Vera Pasternak

Vera Pasternak

This is my maternal grandmother Vera Pasternak. The photograph was taken in Tartu in the 1920s.

My maternal grandfather, Abram Pasternak, was from Latvia. Apparently, his wife, my grandmother Vera, was also born there. I do not know anything about my grandparents’ life before their arrival in Estonia. I think my grandmother came from a very poor family. Even back in that time, the girls from well-off families were given some education, but Grandmother Vera was totally illiterate, she even could not sign for herself. The only relative from grandmother’s side I knew was her brother, who lived in Riga. I cannot recall his name. I remember that Grandmother told me about him. He was a very wealthy man, the owner of a company. I do not think it was inherited from his parents.
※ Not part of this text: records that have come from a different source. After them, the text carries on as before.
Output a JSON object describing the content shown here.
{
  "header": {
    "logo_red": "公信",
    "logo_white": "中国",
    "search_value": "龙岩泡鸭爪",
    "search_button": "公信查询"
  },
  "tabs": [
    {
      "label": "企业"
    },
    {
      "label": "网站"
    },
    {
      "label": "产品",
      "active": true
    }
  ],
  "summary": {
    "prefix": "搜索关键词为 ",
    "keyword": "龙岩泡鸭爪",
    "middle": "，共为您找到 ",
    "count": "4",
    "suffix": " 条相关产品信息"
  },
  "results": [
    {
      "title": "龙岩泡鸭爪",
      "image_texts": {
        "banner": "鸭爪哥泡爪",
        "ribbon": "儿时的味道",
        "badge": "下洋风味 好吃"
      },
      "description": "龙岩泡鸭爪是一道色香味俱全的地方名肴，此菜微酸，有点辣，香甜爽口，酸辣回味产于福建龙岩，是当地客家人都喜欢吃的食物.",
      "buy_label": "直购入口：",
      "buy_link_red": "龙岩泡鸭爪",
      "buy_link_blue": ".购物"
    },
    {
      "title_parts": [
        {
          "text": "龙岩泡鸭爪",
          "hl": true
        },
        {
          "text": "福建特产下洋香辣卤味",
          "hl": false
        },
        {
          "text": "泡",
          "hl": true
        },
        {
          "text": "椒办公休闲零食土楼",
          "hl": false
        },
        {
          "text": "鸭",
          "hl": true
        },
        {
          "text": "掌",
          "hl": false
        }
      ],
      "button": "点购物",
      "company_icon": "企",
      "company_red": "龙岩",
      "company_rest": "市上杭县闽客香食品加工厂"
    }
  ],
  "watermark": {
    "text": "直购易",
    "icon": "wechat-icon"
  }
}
Grandfather was a very religious man. Jewish traditions were kept. We lived together and had meals together not only on holidays, but on other days as well. We marked Jewish holidays. On Purim my grandmother always baked tasty triangular pies with poppy seeds, called hamantashen. On Yom Kippur adults always fasted for 24 hours according to the tradition. Small children were released from fasting. When I started going to lyceum, I was also supposed to fast. I was very active and agile, feeling hungry all the time. I managed to snitch some food in the kitchen, without anyone seeing it. Adults spent the whole day in the synagogue on Yom Kippur praying, until the first evening star appeared in the sky. My cousin Alexander and I went to the synagogue with the adults, but we could not stay there all day long, so we played football with other Jewish guys in the yard of the synagogue.

There was only kosher food at home. Grandmother had a Jewish cook, who fixed scrumptious Jewish dishes. There was a shochet not far from our house. We bought kosher meat from him and took living chickens to him that were to be cut in accordance with the kashrut rules.